I did something stupid a few months ago.
I sold Wal-Mart (NYSE:WMT).
After calling it the "McDonald's of 2016" I bought some in January. But when the company announced a retreat from its plans to downsize stores I jumped off the train, taking a small gain but missing the bulk of the run-up.
Wal-Mart is currently up almost 20% for the year, at $71, mainly because the Price/Earnings multiple has jumped to almost 16. Sales for the first quarter of the year, ending in April, were up only $1.1 billion from a year earlier, at $115.9 billion. Net income actually fell slightly, from over $3.3 billion to under $3.1 billion.
But that drop was part of the plan, and ahead of expectations.
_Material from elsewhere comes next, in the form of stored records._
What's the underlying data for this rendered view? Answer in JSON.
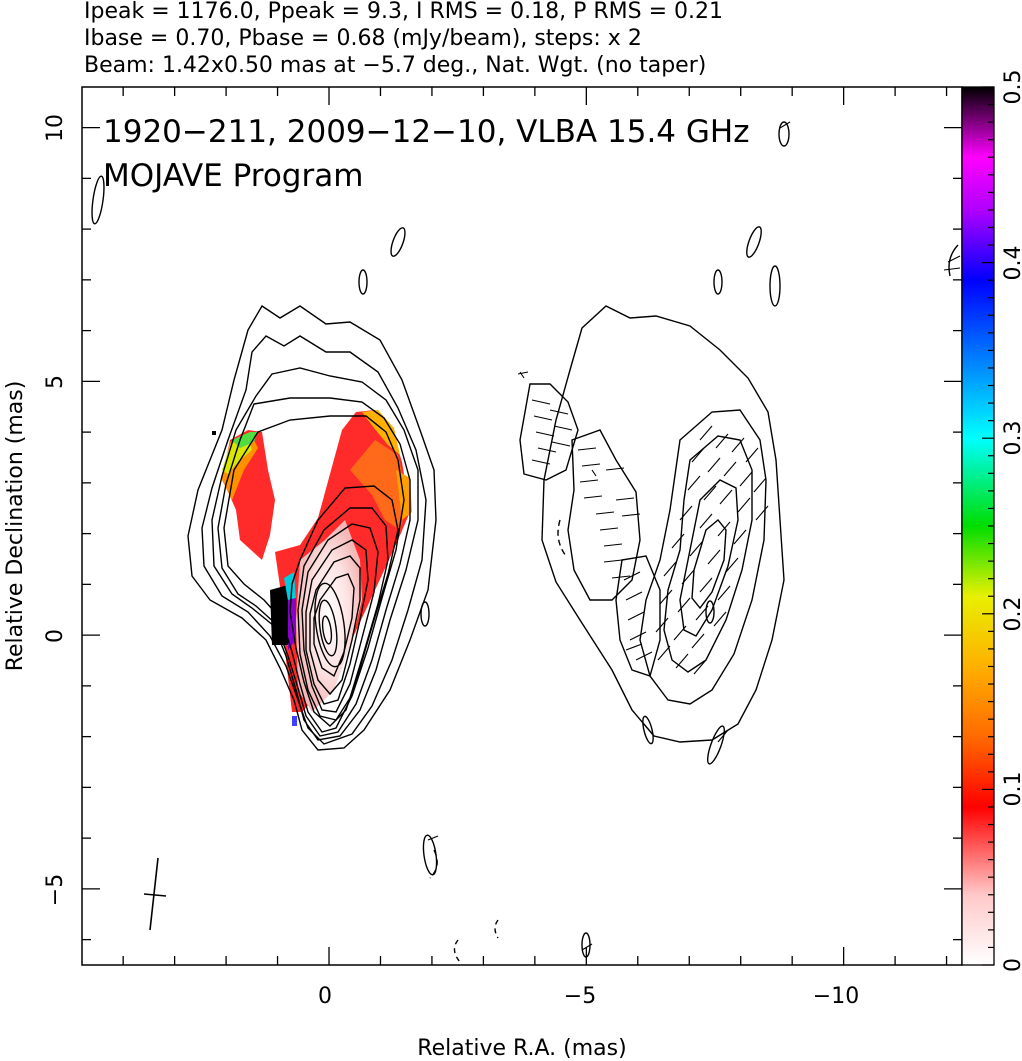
{
  "header": {
    "line1": "Ipeak = 1176.0, Ppeak = 9.3, I RMS = 0.18, P RMS = 0.21",
    "line2": "Ibase = 0.70, Pbase = 0.68 (mJy/beam), steps: x 2",
    "line3": "Beam: 1.42x0.50 mas at −5.7 deg., Nat. Wgt. (no taper)"
  },
  "chart_data": {
    "type": "heatmap",
    "title": "1920−211, 2009−12−10, VLBA 15.4 GHz",
    "subtitle": "MOJAVE Program",
    "xlabel": "Relative R.A. (mas)",
    "ylabel": "Relative Declination (mas)",
    "xlim": [
      4.8,
      -12.3
    ],
    "ylim": [
      -6.5,
      10.8
    ],
    "x_ticks": [
      0,
      -5,
      -10
    ],
    "x_tick_labels": [
      "0",
      "−5",
      "−10"
    ],
    "y_ticks": [
      -5,
      0,
      5,
      10
    ],
    "y_tick_labels": [
      "−5",
      "0",
      "5",
      "10"
    ],
    "colorbar": {
      "min": 0,
      "max": 0.5,
      "ticks": [
        0,
        0.1,
        0.2,
        0.3,
        0.4,
        0.5
      ],
      "tick_labels": [
        "0",
        "0.1",
        "0.2",
        "0.3",
        "0.4",
        "0.5"
      ],
      "colors": [
        "#ffffff",
        "#ff0000",
        "#ff8c00",
        "#ffff00",
        "#00dd00",
        "#00ffff",
        "#0000ff",
        "#ff00ff",
        "#000000"
      ]
    },
    "panels": [
      {
        "name": "total-intensity-with-fractional-polarization",
        "core": [
          0,
          0
        ],
        "contour_levels_mJy": [
          0.7,
          1.4,
          2.8,
          5.6,
          11.2,
          22.4,
          44.8,
          89.6,
          179.2,
          358.4,
          716.8
        ]
      },
      {
        "name": "polarized-intensity-with-evpa",
        "core": [
          -7.6,
          1.8
        ]
      }
    ]
  }
}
CEO Doug McMillon had told shareholders not to expect big profits until 2018, as the company works to fix its e-commerce problems. The company is building new warehouses and has a large presence in Silicon Valley.
So why did I bail?
First, I didn't like the way the company was going about its e-commerce revolution. It's copying the model of Amazon.com (NASDAQ:AMZN), but it's not Amazon.Com. The trick should be to deliver from stores, not centralized warehouses. But that turns out to be really, really hard, as I learned when I ordered online from a store before a recent trip.
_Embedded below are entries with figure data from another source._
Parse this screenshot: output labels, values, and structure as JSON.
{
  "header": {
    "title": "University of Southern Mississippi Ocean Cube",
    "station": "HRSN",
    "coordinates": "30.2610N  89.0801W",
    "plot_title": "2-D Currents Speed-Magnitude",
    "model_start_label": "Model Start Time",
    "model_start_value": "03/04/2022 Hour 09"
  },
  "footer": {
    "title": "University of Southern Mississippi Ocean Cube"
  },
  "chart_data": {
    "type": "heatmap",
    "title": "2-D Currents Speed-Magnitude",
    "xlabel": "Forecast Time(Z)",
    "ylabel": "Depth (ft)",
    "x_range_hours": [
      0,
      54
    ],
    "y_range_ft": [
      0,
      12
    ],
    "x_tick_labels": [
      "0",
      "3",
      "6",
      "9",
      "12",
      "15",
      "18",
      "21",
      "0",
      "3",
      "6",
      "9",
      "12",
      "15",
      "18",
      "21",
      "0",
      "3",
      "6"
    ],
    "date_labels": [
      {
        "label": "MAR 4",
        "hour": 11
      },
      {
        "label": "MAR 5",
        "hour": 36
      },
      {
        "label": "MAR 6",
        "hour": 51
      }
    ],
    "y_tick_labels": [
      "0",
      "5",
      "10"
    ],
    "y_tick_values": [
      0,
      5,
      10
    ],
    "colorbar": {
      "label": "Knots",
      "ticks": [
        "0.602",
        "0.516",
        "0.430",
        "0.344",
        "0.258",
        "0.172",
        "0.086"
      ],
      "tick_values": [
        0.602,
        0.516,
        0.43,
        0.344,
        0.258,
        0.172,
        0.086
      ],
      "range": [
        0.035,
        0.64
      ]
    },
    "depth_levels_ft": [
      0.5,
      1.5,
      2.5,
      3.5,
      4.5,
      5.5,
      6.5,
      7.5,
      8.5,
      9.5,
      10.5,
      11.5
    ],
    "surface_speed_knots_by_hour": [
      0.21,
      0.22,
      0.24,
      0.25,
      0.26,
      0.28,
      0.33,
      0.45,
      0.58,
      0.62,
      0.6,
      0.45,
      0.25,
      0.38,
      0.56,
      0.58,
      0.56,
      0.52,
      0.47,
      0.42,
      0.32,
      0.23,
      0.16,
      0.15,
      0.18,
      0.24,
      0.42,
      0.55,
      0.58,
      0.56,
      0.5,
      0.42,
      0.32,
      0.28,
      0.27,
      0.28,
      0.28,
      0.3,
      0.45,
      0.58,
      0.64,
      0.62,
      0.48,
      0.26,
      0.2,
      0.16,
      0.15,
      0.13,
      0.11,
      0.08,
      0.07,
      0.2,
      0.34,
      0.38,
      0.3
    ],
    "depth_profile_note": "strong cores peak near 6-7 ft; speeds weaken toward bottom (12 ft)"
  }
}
Wal-Mart's challenge remains breaking bulk on electronic orders, and Amazon has shown how that can be done efficiently. Doing it in stores is clumsy at best, and most customers would rather run in for what they need than have some clerk grab it for them.
Still, low-wage workers are now getting higher wages, and more can afford to shop at Wal-Mart. McMillon's controversial decision to raise pay at his stores, first to $9/hour and then to $10, was seen as controversial among investors, but it was necessary to remain competitive, and may be insufficient to that challenge. With unemployment now at 4.7% and average earnings up to $25.59 hour, people don't have to work at Wal-Mart.
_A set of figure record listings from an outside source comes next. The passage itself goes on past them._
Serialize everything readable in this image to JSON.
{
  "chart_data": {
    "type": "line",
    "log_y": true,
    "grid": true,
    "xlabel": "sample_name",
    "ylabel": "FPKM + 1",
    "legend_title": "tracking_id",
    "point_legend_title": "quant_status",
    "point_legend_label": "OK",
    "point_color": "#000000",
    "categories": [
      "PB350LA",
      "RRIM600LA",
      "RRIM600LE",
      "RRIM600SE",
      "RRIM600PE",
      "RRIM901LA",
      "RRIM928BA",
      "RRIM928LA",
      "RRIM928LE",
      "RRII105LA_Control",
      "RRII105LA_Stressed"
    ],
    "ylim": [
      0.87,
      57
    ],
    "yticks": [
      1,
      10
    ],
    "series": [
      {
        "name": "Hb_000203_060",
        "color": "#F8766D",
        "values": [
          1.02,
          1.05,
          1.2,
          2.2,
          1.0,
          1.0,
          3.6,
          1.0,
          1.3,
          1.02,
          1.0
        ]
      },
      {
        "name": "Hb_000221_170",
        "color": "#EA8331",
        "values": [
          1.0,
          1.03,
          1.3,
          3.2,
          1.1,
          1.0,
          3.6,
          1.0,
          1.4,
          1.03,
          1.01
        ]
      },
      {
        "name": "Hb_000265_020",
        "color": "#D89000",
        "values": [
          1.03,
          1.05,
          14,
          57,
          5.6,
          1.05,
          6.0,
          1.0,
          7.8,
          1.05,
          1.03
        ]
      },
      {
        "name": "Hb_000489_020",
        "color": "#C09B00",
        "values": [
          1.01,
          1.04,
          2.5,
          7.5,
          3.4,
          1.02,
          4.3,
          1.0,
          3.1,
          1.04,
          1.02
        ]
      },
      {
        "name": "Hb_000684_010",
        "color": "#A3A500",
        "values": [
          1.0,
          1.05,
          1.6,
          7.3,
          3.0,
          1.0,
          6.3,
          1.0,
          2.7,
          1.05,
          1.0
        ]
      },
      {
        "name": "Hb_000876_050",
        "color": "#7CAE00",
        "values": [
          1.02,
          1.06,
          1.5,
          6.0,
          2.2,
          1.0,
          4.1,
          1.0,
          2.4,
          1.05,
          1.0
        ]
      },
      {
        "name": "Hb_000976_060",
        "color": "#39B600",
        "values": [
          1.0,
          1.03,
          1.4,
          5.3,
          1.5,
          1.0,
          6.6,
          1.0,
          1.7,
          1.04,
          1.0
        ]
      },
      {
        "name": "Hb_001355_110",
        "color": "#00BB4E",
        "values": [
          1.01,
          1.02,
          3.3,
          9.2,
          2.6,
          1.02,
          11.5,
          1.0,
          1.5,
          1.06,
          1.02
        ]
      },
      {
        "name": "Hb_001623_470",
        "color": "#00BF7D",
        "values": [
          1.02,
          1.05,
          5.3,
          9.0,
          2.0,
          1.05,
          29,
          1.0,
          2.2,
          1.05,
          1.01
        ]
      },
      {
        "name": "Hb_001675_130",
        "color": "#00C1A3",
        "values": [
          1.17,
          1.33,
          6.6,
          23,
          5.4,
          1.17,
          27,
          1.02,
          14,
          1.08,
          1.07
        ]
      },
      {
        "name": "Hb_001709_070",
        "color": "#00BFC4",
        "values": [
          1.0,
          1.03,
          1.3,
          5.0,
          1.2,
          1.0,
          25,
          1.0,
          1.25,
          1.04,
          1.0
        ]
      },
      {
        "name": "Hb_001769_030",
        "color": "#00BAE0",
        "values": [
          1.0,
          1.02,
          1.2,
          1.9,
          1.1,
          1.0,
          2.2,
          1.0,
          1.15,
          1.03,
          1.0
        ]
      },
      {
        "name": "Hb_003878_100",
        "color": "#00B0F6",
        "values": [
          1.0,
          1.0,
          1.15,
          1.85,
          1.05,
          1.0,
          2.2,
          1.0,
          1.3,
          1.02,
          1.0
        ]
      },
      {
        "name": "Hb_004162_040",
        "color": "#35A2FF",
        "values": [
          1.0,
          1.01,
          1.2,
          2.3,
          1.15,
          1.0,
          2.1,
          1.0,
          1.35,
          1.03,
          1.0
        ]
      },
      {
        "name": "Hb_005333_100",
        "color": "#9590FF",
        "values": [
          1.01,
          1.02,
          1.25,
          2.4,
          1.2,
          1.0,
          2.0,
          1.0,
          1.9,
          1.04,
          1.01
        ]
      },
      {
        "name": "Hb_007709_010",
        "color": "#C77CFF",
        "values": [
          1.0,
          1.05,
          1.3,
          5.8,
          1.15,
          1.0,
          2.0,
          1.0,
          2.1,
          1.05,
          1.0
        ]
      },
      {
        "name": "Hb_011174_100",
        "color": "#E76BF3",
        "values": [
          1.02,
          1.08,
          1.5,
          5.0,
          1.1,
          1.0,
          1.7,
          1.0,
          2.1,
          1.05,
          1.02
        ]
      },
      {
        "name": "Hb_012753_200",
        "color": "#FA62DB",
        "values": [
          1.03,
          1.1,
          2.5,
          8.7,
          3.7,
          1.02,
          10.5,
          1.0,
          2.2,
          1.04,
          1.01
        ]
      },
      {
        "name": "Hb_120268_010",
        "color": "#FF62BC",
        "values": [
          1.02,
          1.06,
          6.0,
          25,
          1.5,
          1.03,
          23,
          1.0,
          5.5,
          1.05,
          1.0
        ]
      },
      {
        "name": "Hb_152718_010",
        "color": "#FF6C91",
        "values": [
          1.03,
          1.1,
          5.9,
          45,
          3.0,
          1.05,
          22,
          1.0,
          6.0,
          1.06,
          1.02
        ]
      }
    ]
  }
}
In short, Wal-Mart is back to being Wal-Mart, but Wal-Mart is no longer a horrible thing to be. The Neighborhood Markets scheme, which competes with stores like Kroger (NYSE:KR), is being reworked, and the plan to build smaller 15,000 square foot units against Dollar General (NYSE:DG) has been shelved. But the superstores look cleaner, the clerks are no longer as surly, and you can usually find what you need there quickly - that wasn't always the case a few years ago.
The people shopping at the company's Sam's Club warehouses aren't as prosperous as those shopping at Costco (NASDAQ:COST), the merchandise mix is cheaper and more Wal-Mart-y, but as I learned on another recent trip there the crowds have returned. Just because it's not my cup of tea doesn't make it undrinkable.
The point is that with a giant retailer like Wal-Mart it doesn't take a complete turnaround of the ship to see a new course pointing toward better times. Adjust the wheel a few degrees in the right direction and the results can be surprising.
Disclosure: I am/we are long COST, AMZN, KR.
I wrote this article myself, and it expresses my own opinions. I am not receiving compensation for it (other than from Seeking Alpha). I have no business relationship with any company whose stock is mentioned in this article.